Following behind us, my father can’t keep up. My mother is frantic. So, presumably, is he, although “frantic” was never one of his affects.

Out in the middle of effin’ nowhere, my father finally manages to catch up, honk Tom down, get him to pull over. He is in a flying rage. He grabs me back and throws me in the car, tells Tom how the cow ate the cabbage, jumps into his car, and drives us all back into Ft. Worth.

That, to my knowledge, was the last time my father saw or spoke to his oldest brother until Tom died in 1973.

So there’s that lovely family. My sense is that Tom probably did that to prove some kind of point, or maybe just for the fun of goading my father. It appears that he indeed was a bit of a sh!thead.

I’m pretty certain that my father experienced a fair amount of what we would consider physical abuse as he was growing up. It’s possible he also was sexually abused, but I have no proof of that, except that he was homophobic to the point of being neurotic about it. Simple violence is more credible: he was a believer in spanking and beating, and no quarter was given to small children. It was what he took to be the proper way to bring up a child. That was current in his generation — he and my mother were no believers in progressive child-rearing methods.

It also appears possible that both of my fathers’ parents came from broken homes — which is saying something in the 1800s. The various genealogical websites contain hints that my grandfather’s parents and my grandmother’s parents were living in separate states. This, too, would seem not to bode well for the offspring.

So…do I feel a little tart about these folks? Oh, yes. I was never close to them, because my father was not close to them. And a signal characteristic of my father’s personality was a kind of restrained abuse (restrained, I suspect, by my mother) layered with habitual distance.

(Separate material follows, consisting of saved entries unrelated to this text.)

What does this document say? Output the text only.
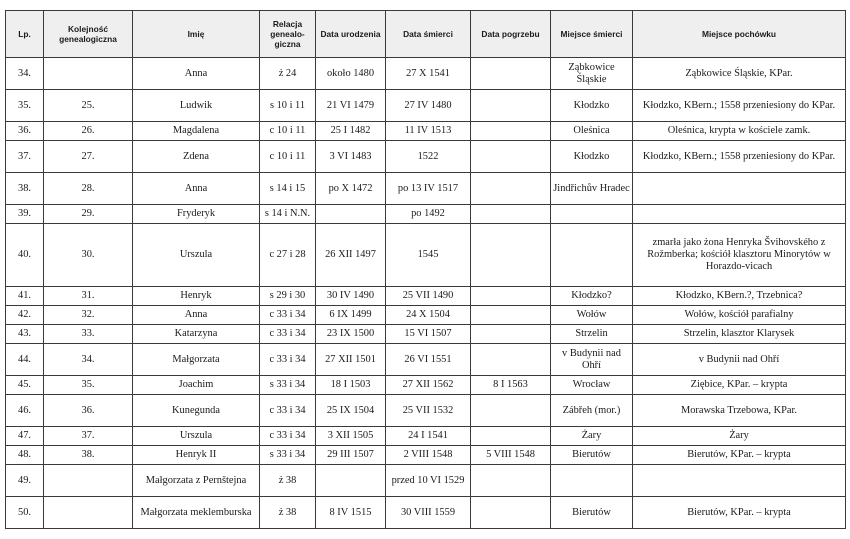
Lp.	Kolejność genealogiczna	Imię	Relacja genealo-giczna	Data urodzenia	Data śmierci	Data pogrzebu	Miejsce śmierci	Miejsce pochówku
34.		Anna	ż 24	około 1480	27 X 1541		Ząbkowice Śląskie	Ząbkowice Śląskie, KPar.
35.	25.	Ludwik	s 10 i 11	21 VI 1479	27 IV 1480		Kłodzko	Kłodzko, KBern.; 1558 przeniesiony do KPar.
36.	26.	Magdalena	c 10 i 11	25 I 1482	11 IV 1513		Oleśnica	Oleśnica, krypta w kościele zamk.
37.	27.	Zdena	c 10 i 11	3 VI 1483	1522		Kłodzko	Kłodzko, KBern.; 1558 przeniesiony do KPar.
38.	28.	Anna	s 14 i 15	po X 1472	po 13 IV 1517		Jindřichův Hradec	
39.	29.	Fryderyk	s 14 i N.N.		po 1492			
40.	30.	Urszula	c 27 i 28	26 XII 1497	1545			zmarła jako żona Henryka Švihovského z Rožmberka; kościół klasztoru Minorytów w Horazdo-vicach
41.	31.	Henryk	s 29 i 30	30 IV 1490	25 VII 1490		Kłodzko?	Kłodzko, KBern.?, Trzebnica?
42.	32.	Anna	c 33 i 34	6 IX 1499	24 X 1504		Wołów	Wołów, kościół parafialny
43.	33.	Katarzyna	c 33 i 34	23 IX 1500	15 VI 1507		Strzelin	Strzelin, klasztor Klarysek
44.	34.	Małgorzata	c 33 i 34	27 XII 1501	26 VI 1551		v Budynii nad Ohří	v Budynii nad Ohří
45.	35.	Joachim	s 33 i 34	18 I 1503	27 XII 1562	8 I 1563	Wrocław	Ziębice, KPar. – krypta
46.	36.	Kunegunda	c 33 i 34	25 IX 1504	25 VII 1532		Zábřeh (mor.)	Morawska Trzebowa, KPar.
47.	37.	Urszula	c 33 i 34	3 XII 1505	24 I 1541		Żary	Żary
48.	38.	Henryk II	s 33 i 34	29 III 1507	2 VIII 1548	5 VIII 1548	Bierutów	Bierutów, KPar. – krypta
49.		Małgorzata z Pernštejna	ż 38		przed 10 VI 1529			
50.		Małgorzata meklemburska	ż 38	8 IV 1515	30 VIII 1559		Bierutów	Bierutów, KPar. – krypta
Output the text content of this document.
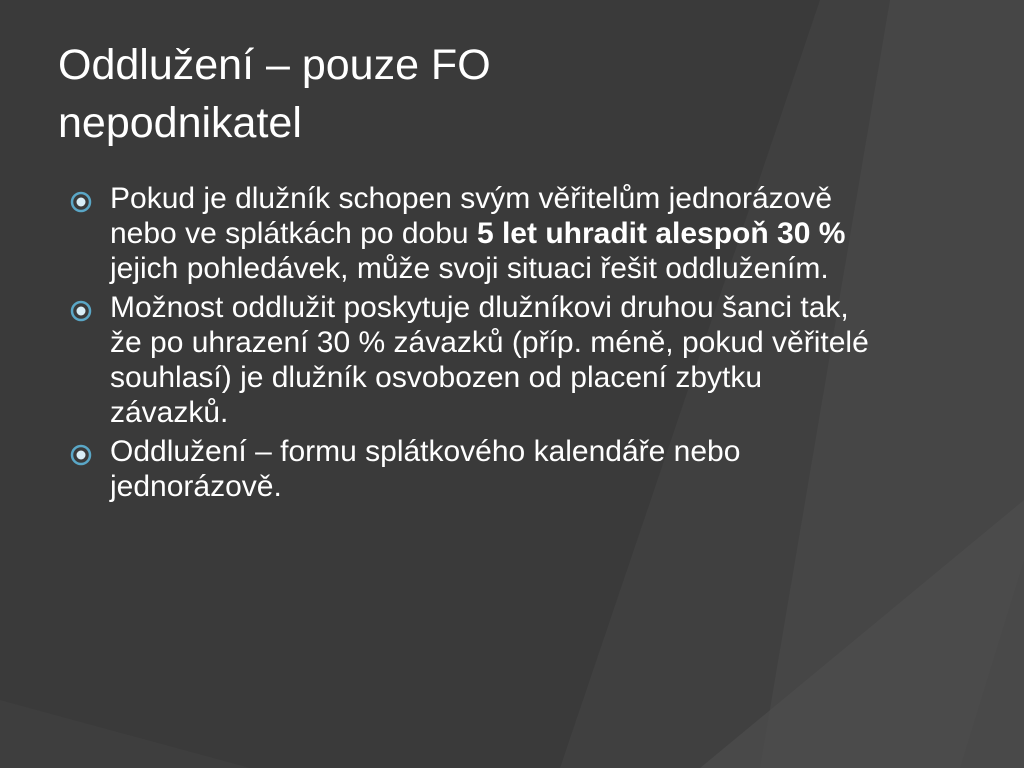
Oddlužení – pouze FO
nepodnikatel
Pokud je dlužník schopen svým věřitelům jednorázově nebo ve splátkách po dobu 5 let uhradit alespoň 30 % jejich pohledávek, může svoji situaci řešit oddlužením.
Možnost oddlužit poskytuje dlužníkovi druhou šanci tak, že po uhrazení 30 % závazků (příp. méně, pokud věřitelé souhlasí) je dlužník osvobozen od placení zbytku závazků.
Oddlužení – formu splátkového kalendáře nebo jednorázově.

2 thoughts on “Texas Soap, Continued…”

  1. Family… so much baggage can be attached to that word. And I’m really sorry that your paternal grandma gave away all that money. ;o)
    I only heard this story once and can’t remember many details, but the way my now deceased ex-stepdad told it, his bio dad was such a well-known POS that nobody cared when he was murdered.
    Best I remember, stepgrandpa owned a small construction company in small town Arkansas and he told an employee that it was his last day of work. So said employee “accidentally” ran over his boss/ex-boss with some kind of construction equipment. The police came, declared it an accident, and left. The End. From what little my stepdad said about him, he deserved it.